Perspectives and opinion

• The New York Times Magazine brings an interview with Jennifer Doudna. The article is entitled "Her Discovery Changed the World. How Does She Think We Should Use It?"
• CRISPR Ethics is the title of a 35 minutes video podcast hosted and produced by Kira Dineen. This week's guest is Dr Sam Sternberg, who explores the biology of CRISPR-Cas systems and transposable elements, and develops these systems for genome engineering.

News from CRISPR Medicine News

• Wednesday, we brought an interview with Verve Therapeutics’ CEO, Sekar Kathiresan.
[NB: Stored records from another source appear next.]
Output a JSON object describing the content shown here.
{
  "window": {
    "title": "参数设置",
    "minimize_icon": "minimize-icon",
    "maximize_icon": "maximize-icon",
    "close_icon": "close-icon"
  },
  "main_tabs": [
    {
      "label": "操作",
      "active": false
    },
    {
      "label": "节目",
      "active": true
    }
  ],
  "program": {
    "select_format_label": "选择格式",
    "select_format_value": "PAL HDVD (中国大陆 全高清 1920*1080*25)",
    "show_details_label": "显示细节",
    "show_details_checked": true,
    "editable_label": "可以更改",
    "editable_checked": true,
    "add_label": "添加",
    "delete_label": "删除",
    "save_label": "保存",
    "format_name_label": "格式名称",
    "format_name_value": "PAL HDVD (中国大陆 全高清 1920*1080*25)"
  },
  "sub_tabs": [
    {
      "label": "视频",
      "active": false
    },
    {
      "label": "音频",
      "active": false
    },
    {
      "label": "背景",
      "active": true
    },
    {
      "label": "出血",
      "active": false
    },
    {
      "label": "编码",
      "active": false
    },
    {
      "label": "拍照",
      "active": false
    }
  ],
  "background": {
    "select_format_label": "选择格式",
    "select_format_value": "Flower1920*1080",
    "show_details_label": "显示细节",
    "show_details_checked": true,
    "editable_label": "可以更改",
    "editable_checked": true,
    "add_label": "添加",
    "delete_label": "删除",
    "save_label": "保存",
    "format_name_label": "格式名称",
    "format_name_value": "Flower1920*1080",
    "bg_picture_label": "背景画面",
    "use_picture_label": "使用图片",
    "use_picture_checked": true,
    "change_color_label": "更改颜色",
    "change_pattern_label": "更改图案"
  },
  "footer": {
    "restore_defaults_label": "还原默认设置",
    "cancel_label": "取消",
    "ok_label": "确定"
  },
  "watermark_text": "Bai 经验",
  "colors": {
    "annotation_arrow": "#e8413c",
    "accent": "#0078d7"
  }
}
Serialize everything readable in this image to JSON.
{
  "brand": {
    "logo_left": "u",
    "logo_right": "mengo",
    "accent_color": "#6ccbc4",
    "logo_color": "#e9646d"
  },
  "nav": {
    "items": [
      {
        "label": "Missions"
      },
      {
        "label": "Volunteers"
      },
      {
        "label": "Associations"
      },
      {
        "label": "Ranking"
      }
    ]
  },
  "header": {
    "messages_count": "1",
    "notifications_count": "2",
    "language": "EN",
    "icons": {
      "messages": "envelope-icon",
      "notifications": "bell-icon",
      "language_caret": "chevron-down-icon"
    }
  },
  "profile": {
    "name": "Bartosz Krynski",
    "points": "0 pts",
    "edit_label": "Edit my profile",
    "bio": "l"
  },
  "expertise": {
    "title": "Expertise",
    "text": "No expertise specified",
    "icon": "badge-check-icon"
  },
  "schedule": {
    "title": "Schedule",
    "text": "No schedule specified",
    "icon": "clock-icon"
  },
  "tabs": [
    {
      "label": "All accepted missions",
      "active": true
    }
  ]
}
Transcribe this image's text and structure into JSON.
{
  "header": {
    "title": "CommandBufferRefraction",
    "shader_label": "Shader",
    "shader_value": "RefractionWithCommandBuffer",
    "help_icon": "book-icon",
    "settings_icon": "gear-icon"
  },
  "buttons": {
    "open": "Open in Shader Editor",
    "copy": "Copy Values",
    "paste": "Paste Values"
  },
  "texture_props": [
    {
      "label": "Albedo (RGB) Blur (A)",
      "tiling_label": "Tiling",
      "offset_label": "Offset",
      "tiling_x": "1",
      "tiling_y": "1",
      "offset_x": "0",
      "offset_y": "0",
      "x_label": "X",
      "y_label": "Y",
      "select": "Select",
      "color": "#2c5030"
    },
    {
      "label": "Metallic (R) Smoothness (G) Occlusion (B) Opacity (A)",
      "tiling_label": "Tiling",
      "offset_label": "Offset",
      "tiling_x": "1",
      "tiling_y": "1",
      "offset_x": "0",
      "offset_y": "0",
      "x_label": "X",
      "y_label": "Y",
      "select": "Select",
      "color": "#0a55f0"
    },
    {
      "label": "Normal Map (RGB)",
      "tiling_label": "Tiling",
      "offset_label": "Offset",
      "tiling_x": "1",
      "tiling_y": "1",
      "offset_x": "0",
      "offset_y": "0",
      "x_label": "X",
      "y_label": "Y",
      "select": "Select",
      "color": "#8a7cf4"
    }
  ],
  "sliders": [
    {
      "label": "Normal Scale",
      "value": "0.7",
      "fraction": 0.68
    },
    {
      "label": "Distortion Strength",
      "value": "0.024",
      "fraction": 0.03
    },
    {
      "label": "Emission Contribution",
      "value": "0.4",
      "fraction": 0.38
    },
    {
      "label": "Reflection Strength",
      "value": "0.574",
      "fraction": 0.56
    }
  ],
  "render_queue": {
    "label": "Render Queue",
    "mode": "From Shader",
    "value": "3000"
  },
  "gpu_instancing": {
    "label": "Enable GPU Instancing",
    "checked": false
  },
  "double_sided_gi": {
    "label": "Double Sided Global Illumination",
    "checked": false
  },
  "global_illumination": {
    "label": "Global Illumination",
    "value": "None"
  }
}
His company recently announced the first human dosing with VERVE-101 - an investigational base-editing therapy designed to treat heterozygous familial hypercholesterolemia. VERVE-101 is the first in vivo base-editing therapy to reach human clinical trials. In the article, Sekar Kathiresan discusses VERVE-101 and how it may transform the lives of individuals with cardiovascular disease.